Remember: where regulation and litigation are concerned, ignorance is not an excuse.
At board level you are expected to have a broad range of skills and experience, and a high level of awareness of current affairs.
CPD covers a wide range of activities from reading a national paper and monitoring TV and radio news to attending formal courses.
Your CPD objectives can include generally developing your skills, keeping up to date with developments and targeting specific new skills and competences.
CPD is a personal journey owned and managed by you. Most professional institutions have CPD requirements, expecting you to undertake up to 30 hours CPD every year.
CPD schemes normally work on the basis of collecting points, related to the time devoted to the learning. For an activity to count towards CPD points it must be relevant to your career, contain significant intellectual or practical content and have a clear learning objective and outcome.
Many workshops and events for professionals advertise the relevant points that can be earned and might even provide a certificate of attendance/completion as evidence.
Schemes are normally trust-based but you do need to keep a record. The CPD Programme for Governance Professionals includes a personal study planner and log for you to do this, which also provides a structure for creating an effective personal development plan and following it throughout a twelve month period.
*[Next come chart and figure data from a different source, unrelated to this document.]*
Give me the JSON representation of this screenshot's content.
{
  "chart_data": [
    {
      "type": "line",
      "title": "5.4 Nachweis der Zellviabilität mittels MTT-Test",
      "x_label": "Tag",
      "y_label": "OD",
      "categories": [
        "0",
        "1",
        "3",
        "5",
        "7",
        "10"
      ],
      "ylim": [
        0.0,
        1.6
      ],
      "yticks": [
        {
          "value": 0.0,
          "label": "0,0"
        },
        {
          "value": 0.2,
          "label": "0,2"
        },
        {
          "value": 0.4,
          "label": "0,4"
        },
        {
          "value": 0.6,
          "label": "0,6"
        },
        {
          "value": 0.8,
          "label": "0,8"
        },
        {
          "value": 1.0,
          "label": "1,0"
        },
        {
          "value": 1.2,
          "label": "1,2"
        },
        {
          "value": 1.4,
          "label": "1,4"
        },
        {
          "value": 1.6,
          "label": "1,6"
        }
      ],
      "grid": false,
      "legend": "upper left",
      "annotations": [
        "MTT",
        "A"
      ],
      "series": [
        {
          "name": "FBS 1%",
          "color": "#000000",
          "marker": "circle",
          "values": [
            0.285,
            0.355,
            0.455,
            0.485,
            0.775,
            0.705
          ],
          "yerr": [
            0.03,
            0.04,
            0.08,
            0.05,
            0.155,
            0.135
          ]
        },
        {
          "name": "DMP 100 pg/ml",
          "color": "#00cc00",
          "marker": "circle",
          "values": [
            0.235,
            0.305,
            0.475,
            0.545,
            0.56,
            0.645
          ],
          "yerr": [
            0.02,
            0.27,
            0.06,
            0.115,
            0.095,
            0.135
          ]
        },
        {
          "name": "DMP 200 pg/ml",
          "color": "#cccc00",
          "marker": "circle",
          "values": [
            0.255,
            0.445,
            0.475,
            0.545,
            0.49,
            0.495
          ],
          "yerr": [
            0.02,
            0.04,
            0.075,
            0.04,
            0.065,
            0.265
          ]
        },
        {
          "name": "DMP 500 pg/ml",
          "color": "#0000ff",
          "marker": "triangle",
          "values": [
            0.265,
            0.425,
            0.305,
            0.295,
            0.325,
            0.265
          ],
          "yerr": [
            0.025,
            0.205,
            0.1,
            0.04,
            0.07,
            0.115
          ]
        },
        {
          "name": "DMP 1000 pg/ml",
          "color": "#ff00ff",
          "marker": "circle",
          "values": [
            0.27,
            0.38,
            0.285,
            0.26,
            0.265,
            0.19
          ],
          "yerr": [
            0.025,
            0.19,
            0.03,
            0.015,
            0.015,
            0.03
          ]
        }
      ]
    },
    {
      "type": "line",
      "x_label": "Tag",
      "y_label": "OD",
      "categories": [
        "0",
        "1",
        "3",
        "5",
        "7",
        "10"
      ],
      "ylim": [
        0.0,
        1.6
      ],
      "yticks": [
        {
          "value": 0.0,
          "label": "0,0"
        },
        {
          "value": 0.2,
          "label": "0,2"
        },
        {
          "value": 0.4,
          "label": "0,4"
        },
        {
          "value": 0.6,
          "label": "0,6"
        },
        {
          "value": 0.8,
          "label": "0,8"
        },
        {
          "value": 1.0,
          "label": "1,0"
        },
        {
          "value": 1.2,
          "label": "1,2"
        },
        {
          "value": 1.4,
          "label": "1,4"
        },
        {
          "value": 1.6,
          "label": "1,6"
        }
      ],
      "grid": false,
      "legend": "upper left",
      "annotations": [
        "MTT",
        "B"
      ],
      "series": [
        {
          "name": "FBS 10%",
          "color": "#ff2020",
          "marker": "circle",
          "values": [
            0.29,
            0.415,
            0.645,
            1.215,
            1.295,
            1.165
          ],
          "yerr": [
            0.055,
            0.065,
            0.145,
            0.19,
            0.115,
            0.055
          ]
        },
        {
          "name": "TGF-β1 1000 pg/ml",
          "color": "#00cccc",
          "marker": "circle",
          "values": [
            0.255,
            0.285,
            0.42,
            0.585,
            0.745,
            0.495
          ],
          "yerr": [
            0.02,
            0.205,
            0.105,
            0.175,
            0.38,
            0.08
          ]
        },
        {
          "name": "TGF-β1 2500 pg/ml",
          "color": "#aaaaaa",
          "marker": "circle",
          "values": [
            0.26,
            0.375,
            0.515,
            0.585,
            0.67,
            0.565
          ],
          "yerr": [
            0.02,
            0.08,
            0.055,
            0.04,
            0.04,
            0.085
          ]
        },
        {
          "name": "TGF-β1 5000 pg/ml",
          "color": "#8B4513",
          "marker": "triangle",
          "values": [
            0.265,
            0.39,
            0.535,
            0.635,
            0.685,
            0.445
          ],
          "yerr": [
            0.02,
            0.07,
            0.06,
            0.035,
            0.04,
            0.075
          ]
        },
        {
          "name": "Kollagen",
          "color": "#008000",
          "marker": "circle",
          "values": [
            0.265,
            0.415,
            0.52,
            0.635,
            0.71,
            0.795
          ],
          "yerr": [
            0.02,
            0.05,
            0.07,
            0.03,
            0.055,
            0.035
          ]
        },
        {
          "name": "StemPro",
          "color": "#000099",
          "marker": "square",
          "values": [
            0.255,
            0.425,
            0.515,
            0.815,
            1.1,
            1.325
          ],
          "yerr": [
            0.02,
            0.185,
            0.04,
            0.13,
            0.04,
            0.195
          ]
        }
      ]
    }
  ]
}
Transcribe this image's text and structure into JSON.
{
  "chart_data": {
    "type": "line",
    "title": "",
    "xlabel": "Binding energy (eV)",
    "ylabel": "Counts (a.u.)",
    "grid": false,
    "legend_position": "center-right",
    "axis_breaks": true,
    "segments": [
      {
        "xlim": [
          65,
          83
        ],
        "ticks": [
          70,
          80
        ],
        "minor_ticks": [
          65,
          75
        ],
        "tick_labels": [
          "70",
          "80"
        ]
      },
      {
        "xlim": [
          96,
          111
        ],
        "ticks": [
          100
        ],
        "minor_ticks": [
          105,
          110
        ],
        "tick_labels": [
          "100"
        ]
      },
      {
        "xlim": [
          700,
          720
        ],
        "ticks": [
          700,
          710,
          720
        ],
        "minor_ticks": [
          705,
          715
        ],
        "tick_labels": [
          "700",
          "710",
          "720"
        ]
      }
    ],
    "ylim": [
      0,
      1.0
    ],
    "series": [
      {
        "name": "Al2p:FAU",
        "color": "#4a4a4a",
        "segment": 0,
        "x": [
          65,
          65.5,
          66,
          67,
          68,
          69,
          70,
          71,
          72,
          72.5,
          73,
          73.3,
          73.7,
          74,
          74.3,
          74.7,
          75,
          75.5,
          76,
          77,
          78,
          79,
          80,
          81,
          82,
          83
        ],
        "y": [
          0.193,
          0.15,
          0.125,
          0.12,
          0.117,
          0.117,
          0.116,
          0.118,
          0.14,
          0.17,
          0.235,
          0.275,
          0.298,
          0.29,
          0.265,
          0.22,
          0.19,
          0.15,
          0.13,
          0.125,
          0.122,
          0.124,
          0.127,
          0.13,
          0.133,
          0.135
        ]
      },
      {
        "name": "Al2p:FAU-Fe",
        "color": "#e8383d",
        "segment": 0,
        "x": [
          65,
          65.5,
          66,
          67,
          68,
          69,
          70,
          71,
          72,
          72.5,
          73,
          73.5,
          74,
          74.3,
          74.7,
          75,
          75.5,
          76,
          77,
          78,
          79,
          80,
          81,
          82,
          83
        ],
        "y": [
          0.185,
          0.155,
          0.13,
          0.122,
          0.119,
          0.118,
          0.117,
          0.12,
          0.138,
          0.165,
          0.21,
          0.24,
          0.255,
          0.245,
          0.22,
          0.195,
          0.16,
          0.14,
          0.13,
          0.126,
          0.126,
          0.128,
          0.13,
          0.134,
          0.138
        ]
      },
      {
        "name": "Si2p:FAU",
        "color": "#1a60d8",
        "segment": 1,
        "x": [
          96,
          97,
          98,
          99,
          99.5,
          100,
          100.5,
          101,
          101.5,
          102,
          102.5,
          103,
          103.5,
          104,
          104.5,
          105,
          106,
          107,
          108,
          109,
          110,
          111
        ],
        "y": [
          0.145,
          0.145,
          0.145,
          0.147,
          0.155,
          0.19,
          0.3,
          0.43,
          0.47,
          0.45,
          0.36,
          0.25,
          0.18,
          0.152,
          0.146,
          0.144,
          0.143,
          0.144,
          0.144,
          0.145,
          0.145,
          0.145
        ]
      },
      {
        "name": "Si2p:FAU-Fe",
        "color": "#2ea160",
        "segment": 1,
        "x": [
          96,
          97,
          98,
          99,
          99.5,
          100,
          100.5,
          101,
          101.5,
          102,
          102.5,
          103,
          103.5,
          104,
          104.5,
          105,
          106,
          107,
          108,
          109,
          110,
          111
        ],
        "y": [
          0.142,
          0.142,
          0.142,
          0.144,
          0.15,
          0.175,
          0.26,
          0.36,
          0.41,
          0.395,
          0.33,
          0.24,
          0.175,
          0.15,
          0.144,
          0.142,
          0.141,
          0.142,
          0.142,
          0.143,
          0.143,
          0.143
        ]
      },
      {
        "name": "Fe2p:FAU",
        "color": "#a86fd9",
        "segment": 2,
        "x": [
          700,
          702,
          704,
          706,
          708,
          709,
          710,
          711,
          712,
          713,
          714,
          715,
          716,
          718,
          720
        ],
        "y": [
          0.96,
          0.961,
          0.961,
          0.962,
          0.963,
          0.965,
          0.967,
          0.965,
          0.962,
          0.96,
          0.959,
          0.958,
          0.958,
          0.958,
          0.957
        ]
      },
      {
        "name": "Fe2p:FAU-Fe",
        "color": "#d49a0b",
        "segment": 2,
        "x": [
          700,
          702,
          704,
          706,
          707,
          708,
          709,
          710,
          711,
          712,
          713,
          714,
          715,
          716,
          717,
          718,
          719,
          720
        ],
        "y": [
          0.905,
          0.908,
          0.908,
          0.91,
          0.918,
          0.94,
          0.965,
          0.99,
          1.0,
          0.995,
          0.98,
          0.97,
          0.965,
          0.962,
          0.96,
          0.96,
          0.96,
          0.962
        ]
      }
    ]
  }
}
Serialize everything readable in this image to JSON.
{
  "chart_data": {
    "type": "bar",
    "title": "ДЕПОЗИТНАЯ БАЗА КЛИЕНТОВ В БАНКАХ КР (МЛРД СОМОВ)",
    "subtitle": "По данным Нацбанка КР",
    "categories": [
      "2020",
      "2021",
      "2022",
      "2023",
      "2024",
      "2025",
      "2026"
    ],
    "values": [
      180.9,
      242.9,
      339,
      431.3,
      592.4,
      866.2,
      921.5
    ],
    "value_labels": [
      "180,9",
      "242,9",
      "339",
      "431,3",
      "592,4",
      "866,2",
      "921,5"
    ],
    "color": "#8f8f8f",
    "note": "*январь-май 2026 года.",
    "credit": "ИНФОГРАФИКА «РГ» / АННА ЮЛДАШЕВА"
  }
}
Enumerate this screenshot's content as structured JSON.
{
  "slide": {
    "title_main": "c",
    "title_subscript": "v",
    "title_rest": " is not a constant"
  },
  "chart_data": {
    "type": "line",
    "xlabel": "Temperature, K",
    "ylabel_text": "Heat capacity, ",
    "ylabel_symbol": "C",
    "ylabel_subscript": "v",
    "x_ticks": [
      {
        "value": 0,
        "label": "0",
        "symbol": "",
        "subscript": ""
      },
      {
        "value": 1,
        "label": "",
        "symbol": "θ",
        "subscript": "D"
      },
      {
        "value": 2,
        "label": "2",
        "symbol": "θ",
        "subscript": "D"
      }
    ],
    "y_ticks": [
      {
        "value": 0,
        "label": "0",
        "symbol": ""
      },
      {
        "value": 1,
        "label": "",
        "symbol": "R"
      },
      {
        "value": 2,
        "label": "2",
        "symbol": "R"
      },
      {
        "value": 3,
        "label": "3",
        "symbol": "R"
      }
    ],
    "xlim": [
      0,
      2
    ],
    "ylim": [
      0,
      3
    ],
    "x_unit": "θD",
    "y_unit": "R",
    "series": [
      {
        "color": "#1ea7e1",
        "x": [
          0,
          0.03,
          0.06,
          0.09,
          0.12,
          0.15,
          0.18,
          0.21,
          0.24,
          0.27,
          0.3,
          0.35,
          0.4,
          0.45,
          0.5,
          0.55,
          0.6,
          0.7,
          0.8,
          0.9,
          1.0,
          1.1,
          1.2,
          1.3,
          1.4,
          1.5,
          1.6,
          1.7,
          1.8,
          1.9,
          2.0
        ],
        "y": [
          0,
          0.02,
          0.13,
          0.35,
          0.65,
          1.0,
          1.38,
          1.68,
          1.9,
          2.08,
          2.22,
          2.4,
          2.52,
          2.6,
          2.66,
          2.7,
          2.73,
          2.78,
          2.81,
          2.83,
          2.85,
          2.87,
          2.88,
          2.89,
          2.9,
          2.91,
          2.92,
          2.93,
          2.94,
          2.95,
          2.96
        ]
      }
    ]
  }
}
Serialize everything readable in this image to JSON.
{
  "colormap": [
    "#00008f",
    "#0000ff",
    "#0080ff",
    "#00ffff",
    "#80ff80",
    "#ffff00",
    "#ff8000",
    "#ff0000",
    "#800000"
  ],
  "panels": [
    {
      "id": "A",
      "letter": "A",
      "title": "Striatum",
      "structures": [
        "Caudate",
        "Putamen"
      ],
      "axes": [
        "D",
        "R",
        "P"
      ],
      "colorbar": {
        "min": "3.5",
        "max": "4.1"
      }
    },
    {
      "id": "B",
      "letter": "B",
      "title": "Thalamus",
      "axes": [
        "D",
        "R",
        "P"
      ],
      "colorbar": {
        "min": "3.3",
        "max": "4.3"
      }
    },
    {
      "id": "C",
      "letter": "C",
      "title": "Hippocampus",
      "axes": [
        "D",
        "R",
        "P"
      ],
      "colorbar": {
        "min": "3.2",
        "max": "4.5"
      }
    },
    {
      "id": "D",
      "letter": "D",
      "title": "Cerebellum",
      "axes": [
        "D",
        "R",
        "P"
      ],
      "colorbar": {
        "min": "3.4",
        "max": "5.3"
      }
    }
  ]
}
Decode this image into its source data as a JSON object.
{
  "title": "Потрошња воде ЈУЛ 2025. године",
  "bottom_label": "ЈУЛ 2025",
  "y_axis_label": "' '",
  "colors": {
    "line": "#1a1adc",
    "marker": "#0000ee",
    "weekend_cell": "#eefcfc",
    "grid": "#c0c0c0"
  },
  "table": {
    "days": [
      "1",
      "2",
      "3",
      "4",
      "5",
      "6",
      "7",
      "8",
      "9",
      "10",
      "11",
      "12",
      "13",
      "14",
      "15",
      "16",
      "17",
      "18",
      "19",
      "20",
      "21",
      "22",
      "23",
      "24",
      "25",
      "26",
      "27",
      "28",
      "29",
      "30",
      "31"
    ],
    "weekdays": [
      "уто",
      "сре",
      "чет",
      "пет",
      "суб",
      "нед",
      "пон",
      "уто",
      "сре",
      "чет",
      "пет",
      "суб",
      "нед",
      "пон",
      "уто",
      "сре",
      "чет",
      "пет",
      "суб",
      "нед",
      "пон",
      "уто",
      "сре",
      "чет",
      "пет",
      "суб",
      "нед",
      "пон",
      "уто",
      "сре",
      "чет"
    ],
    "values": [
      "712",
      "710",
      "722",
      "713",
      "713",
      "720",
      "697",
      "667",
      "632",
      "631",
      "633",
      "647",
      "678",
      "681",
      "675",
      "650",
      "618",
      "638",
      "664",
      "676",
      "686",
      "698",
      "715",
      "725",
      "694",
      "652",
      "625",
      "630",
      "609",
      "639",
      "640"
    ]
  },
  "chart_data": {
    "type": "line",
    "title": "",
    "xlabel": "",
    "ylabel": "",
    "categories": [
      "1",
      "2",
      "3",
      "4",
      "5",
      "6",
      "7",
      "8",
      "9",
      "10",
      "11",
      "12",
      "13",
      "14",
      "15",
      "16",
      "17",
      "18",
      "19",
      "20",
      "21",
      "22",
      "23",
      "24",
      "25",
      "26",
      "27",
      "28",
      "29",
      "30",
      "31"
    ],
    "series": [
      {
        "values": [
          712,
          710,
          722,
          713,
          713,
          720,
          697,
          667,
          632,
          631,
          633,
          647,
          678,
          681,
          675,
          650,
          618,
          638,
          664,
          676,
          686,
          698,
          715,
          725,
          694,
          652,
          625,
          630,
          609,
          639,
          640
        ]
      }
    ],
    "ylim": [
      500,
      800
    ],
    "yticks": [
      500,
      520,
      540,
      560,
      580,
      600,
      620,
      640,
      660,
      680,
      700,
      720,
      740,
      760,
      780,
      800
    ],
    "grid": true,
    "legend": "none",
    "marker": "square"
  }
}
Your professional development plan should involve a mix of general and strategic objectives, and a mix of different types of activity. These typically include:
Reading:
- Books
- Newspapers and magazines, including The Economist
- Specialist media such as the Harvard Business Review and professional journals
- Newsletters and blogs
Courses:
- Self-study programmes, online or DVDs
- Live workshopsShort courses
- Professional education courses leading to relevant qualifications
Events:
- Networking event talks (not including social time)
- Conferences and exhibitions
- Webinars and podcasts
- Study visits
Activities:
- Planning/research for an article or presentation in relation to business, economics, corporate governance or other subjects for the public benefit
- Providing coaching or mentoring
- Membership of a committee or working party of a professional institution, trade association etc.
The UK Institute of Directors recommends that you plan your development programme in advance, and over a reasonable period, say two years, in terms of what you wish to achieve, and the steps that you will take to do so. They suggest three questions to consider when completing your CPD record:
- How relevant was the learning to your career?
- Can you state how you will use that learning?
- Can you provide evidence of having undertaken specific learning activities?
The Chartered Management Institute recommends using all four styles in a cycle:
- Reflection – What are my needs or objectives?
- Planning – What am I going to do?
- Evaluation – What have I learned?
- Action – What have I done?
In addition, you should include a revision cycle in which you review recent learnings two or three times to mitigate the natural loss of memory with time; perhaps review recent entries each time you update your CPD record.
The purpose of your CPD activity is to develop your knowledge, skills, attitudes and behaviours. This is where reflection is so important. Many people find that a daily journaling session is valuable and rewarding.